Working with clay, holistically roots me to my ancestors, humanity, nature, and a larger reality. As an artist my role is to access, evoke, and explore the deeper levels of self and connect it to nature and spirituality. My work is an invitation to utilize and reflect on purposeful beauty in everyday life.
I am intrigued by the unadulterated Alaskan landscape and continually inspired by the objects created by nature. My work utilizes organic movement and texture repetitively across the forms. I employ multiple clay building techniques to create functional pottery. At times I will work with handmade molds, draping large slabs of porcelain over them. At others times the potter’s wheel is employed to throw stoneware clay. This work is often altered, carved, or faceted past the wheel. I work in series and reduction fire my work in a gas kiln to cone 10.
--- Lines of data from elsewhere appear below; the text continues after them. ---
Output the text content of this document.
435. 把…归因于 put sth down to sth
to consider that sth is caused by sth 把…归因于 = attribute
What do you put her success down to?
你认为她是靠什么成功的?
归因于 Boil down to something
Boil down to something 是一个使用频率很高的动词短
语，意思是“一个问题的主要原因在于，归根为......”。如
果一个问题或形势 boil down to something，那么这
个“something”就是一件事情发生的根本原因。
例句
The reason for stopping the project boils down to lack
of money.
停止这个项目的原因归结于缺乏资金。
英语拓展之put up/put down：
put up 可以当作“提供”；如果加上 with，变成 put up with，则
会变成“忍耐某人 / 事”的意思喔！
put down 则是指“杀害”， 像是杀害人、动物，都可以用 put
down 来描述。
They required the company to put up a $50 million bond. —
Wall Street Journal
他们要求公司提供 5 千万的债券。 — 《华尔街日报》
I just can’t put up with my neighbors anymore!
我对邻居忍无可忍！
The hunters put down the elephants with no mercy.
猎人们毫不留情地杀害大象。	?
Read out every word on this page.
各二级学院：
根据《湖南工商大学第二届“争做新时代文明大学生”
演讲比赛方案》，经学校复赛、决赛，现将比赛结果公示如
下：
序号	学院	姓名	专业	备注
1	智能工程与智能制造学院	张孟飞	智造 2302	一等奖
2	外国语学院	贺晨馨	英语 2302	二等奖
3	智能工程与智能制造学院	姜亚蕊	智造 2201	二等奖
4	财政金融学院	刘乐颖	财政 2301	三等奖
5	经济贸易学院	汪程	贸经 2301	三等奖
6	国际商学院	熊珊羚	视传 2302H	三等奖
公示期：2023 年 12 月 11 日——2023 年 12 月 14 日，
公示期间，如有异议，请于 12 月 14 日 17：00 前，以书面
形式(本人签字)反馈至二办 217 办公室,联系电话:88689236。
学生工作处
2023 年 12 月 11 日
Maygen Lotscher has been a ceramicist since 1993. She is the recipient of a Rasmuson Arts Educator grant, the Stranded Artist grant, a full scholarship as a MFA graduate teaching assistant, and has exhibited her works throughout Alaska. She was born in 1975 in Royal Oak, Michigan. She holds a Bachelor of Fine Arts in Ceramics from Northern Michigan University and a Masters of Education from the University of Alaska. An art educator for over a decade, Maygen has taught ceramics at Homer High School and the University of Alaska’s Kachemak Bay Campus.
I will have an inside venue for the 2021 Homer Pottery Tour. Masks will be required, hand sanitizer will be on site. The hours will be 10-5 on Saturday and 11-5 on Sunday.